Rencontrer Beyrouth, par Hemley Boum

Née au Cameroun, étrangère au Liban mais pas à ses ressortissants, la romancière reconnaît dans ses compagnons d’exil la fierté fragile et la nostalgie qui l’habitent.

Rencontrer Beyrouth, par Hemley Boum

Hemley Boum a souvent fréquenté des Libanais, de la cour de récréation jusqu'à l'âge adulte. Photo envoyée par l'écrivaine.

Je ne suis jamais venue au Liban. Malgré tout, dans l’avion qui me mène à Beyrouth, j’ai le sentiment d’aller vers un lieu familier. Je ne me suis pas imaginé le Liban non plus, mais j’ai lu, beaucoup discuté. Ma connaissance du pays vient des Libanais d’Afrique. Je suis née et j’ai grandi au Cameroun, j’ai vécu dans plusieurs pays africains, ces Libanais-là sont inscrits dans un paysage, un quotidien.

Nous avons fréquenté les mêmes écoles, les mêmes cours de récréation, je les ai croisés partout dans ma vie d’adulte, il y a eu des amours, des mariages, des enfants, des intérêts économiques communs, des liens indéfectibles. J’ai rencontré des Libanais dans les exploitations forestières les plus reculés du Cameroun, qui parlaient la langue du village, avaient épousé une femme du lieu et juraient que Yaoundé ou Douala étaient déjà insupportablement urbains pour eux. Ils avaient trouvé leur lopin de terre promise et avaient bien l’intention d’y vivre, d’y être enterrés, d’y demeurer toute l’éternité.

Pas une famille ou deux, mais des communautés entières présentes là depuis plusieurs générations, si longtemps que lorsque nous nous croisions à Paris ou ailleurs, nous revenions automatiquement à l’argot de la rue, les musiques de l’enfance, les souvenirs et les saveurs qui nous reliaient. Si longtemps qu’en présence d’un Libanais d’ailleurs, l’Afrique affleure, jamais loin de nos conversations, de nos connivences.

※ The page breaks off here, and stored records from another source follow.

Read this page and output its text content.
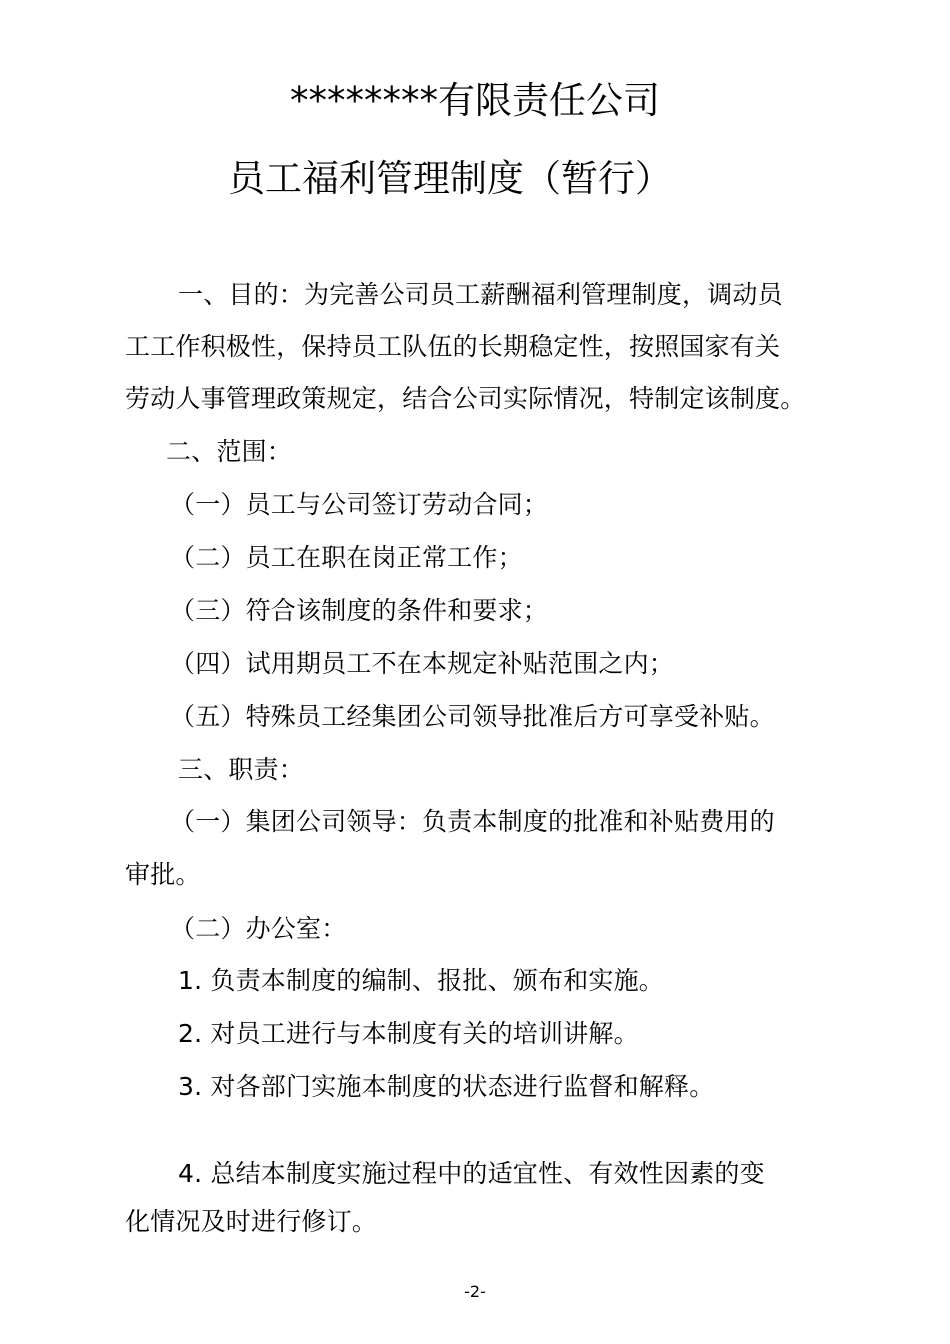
********有限责任公司
员工福利管理制度（暂行）
一、目的：为完善公司员工薪酬福利管理制度，调动员
工工作积极性，保持员工队伍的长期稳定性，按照国家有关
劳动人事管理政策规定，结合公司实际情况，特制定该制度。
二、范围：
（一）员工与公司签订劳动合同；
（二）员工在职在岗正常工作；
（三）符合该制度的条件和要求；
（四）试用期员工不在本规定补贴范围之内；
（五）特殊员工经集团公司领导批准后方可享受补贴。
三、职责：
（一）集团公司领导：负责本制度的批准和补贴费用的
审批。
（二）办公室：
1. 负责本制度的编制、报批、颁布和实施。
2. 对员工进行与本制度有关的培训讲解。
3. 对各部门实施本制度的状态进行监督和解释。
4. 总结本制度实施过程中的适宜性、有效性因素的变
化情况及时进行修订。
-2-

Entre nous, il est rarement question du Liban comme du cœur d’un triangle de feu vers lequel converge l’avidité du monde. Il n’est pas question non plus des trahisons, des colonialismes, ni des engagements, des raisons qui ont poussé les Libanais à venir de si loin, en nombre si important. Les discussions, les liens du quotidien ne ressassent ni ne se racontent, ils s’expérimentent. Nul besoin de tant de détails pour entrevoir le chemin ancien, escarpé de lutte et d’évasion ; une forme de violence aussi, envers soi et contre les autres. Seul comptait ce sentiment spécifique qui lui aussi se passe de mots et que j’apprendrai à reconnaître en chaque exilé : la fierté fragile de celui qui a survécu, intrinsèquement liée à son sentiment de culpabilité ; la nostalgie de ce qui aurait pu être ; l’inconfort, le déséquilibre viscéral qu’il y a à habiter un monde où sans trêve l’espace vital est menacé. La place pour laquelle on continue de lutter à l’intérieur de soi et dans le monde.

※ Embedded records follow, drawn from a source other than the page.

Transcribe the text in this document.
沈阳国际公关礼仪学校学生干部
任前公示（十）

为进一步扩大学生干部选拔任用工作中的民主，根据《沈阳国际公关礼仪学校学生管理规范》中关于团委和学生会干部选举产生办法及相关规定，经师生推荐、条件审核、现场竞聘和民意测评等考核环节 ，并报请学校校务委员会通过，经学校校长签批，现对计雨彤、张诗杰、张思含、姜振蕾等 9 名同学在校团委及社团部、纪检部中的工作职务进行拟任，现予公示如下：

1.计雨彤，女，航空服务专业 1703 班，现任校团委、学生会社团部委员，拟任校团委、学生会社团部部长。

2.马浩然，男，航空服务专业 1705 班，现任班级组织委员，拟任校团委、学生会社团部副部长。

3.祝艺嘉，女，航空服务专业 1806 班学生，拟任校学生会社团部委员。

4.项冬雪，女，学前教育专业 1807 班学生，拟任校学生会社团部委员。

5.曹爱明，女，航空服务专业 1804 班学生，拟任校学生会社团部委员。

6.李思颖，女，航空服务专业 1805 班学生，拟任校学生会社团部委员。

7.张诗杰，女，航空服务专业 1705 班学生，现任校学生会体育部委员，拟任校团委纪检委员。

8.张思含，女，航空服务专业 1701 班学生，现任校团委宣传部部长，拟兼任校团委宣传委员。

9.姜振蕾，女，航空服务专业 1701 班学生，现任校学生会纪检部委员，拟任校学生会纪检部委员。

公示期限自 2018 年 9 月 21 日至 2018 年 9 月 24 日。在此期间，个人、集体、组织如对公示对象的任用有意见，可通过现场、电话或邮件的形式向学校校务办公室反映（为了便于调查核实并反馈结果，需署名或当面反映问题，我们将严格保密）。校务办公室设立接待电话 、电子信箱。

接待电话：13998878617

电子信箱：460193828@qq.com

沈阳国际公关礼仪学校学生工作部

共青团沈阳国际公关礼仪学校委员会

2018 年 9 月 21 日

Dans notre précédente édition

Le Liban, ma femme, mon fils, année zéro

Les trajectoires intimes disloquées par les intérêts géopolitiques qui éparpillaient les Libanais sur les sentiers du vaste monde, je ne les ai découvertes que bien plus tard. Lorsque j’en ai croisé ailleurs que chez moi, sur des routes, des frontières, d’autres terres que les nôtres, j’ai constaté que là aussi, dans tous ces ailleurs, ces autrement, ils mettaient un point d’honneur à apprendre la langue, l’accent, les intimités de l’autre.

Peut-être est-ce une façon d'apprivoiser l’exil, espérer en faire un voyage ; peut-être que l’on ne peut s’attacher à une autre géographie, l’élire sienne et l’habiter pleinement que si nous appartenons sans l’ombre d’un doute à un autre lieu, quelque fracturé qu’il soit. Peut-être est-ce une réponse à la question que nous nous posons sur nos géographies éparpillées, les trajectoires qui nous habitent quand, de notre plein gré ou contraints, « nous demandons la route », pour reprendre la terminologie ouest-africaine.

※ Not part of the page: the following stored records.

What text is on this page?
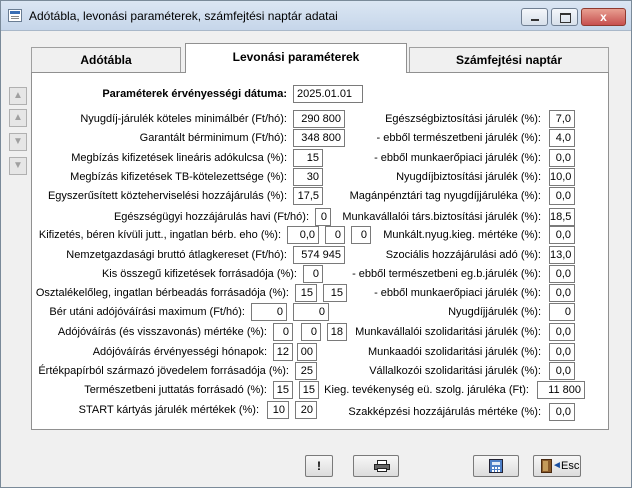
Adótábla, levonási paraméterek, számfejtési naptár adatai	x
Adótábla	Levonási paraméterek	Számfejtési naptár
▲
▲
▼
▼
Paraméterek érvényességi dátuma: 2025.01.01
Nyugdíj-járulék köteles minimálbér (Ft/hó):	290 800
Garantált bérminimum (Ft/hó):	348 800
Megbízás kifizetések lineáris adókulcsa (%):	15
Megbízás kifizetések TB-kötelezettsége (%):	30
Egyszerűsített közteherviselési hozzájárulás (%): 17,5
Egészségügyi hozzájárulás havi (Ft/hó):	0
Kifizetés, béren kívüli jutt., ingatlan bérb. eho (%):	0,0	0	0
Nemzetgazdasági bruttó átlagkereset (Ft/hó):	574 945
Kis összegű kifizetések forrásadója (%):	0
Osztalékelőleg, ingatlan bérbeadás forrásadója (%):	15	15
Bér utáni adójóváírási maximum (Ft/hó):	0	0
Adójóváírás (és visszavonás) mértéke (%):	0	0	18
Adójóváírás érvényességi hónapok: 12	00
Értékpapírból származó jövedelem forrásadója (%):	25
Természetbeni juttatás forrásadó (%): 15	15
START kártyás járulék mértékek (%):	10	20
Egészségbiztosítási járulék (%):	7,0
- ebből természetbeni járulék (%):	4,0
- ebből munkaerőpiaci járulék (%):	0,0
Nyugdíjbiztosítási járulék (%): 10,0
Magánpénztári tag nyugdíjjáruléka (%):	0,0
Munkavállalói társ.biztosítási járulék (%): 18,5
Munkált.nyug.kieg. mértéke (%):	0,0
Szociális hozzájárulási adó (%): 13,0
- ebből természetbeni eg.b.járulék (%):	0,0
- ebből munkaerőpiaci járulék (%):	0,0
Nyugdíjjárulék (%):	0
Munkavállalói szolidaritási járulék (%):	0,0
Munkaadói szolidaritási járulék (%):	0,0
Vállalkozói szolidaritási járulék (%):	0,0
Kieg. tevékenység eü. szolg. járuléka (Ft):	11 800
Szakképzési hozzájárulás mértéke (%):	0,0
!	◄ Esc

Car les lieux en souffrance ne sont pas forcément des lieux de souffrance. Ils portent nos déchirements, nos défections autant que nos luttes, nos joies, nos souvenirs et le désir de n’en rien sacrifier. Ce n’est pas parce que l’on part que l’on n’appartient plus. Il est parfois nécessaire de s’éloigner pour sauver la possibilité de l’attachement encore, de l’engagement encore, de l’amour peut-être. Qu’installe l’exil dans la mémoire collective d’un peuple ? Si tant est qu’il existe une mémoire collective, un instinct que nous partagerions tels des oiseaux migrants sur des milliers de kilomètres en quête du lieu inscrit dans leurs gènes, celui vers lequel ils reviennent toujours, de partout.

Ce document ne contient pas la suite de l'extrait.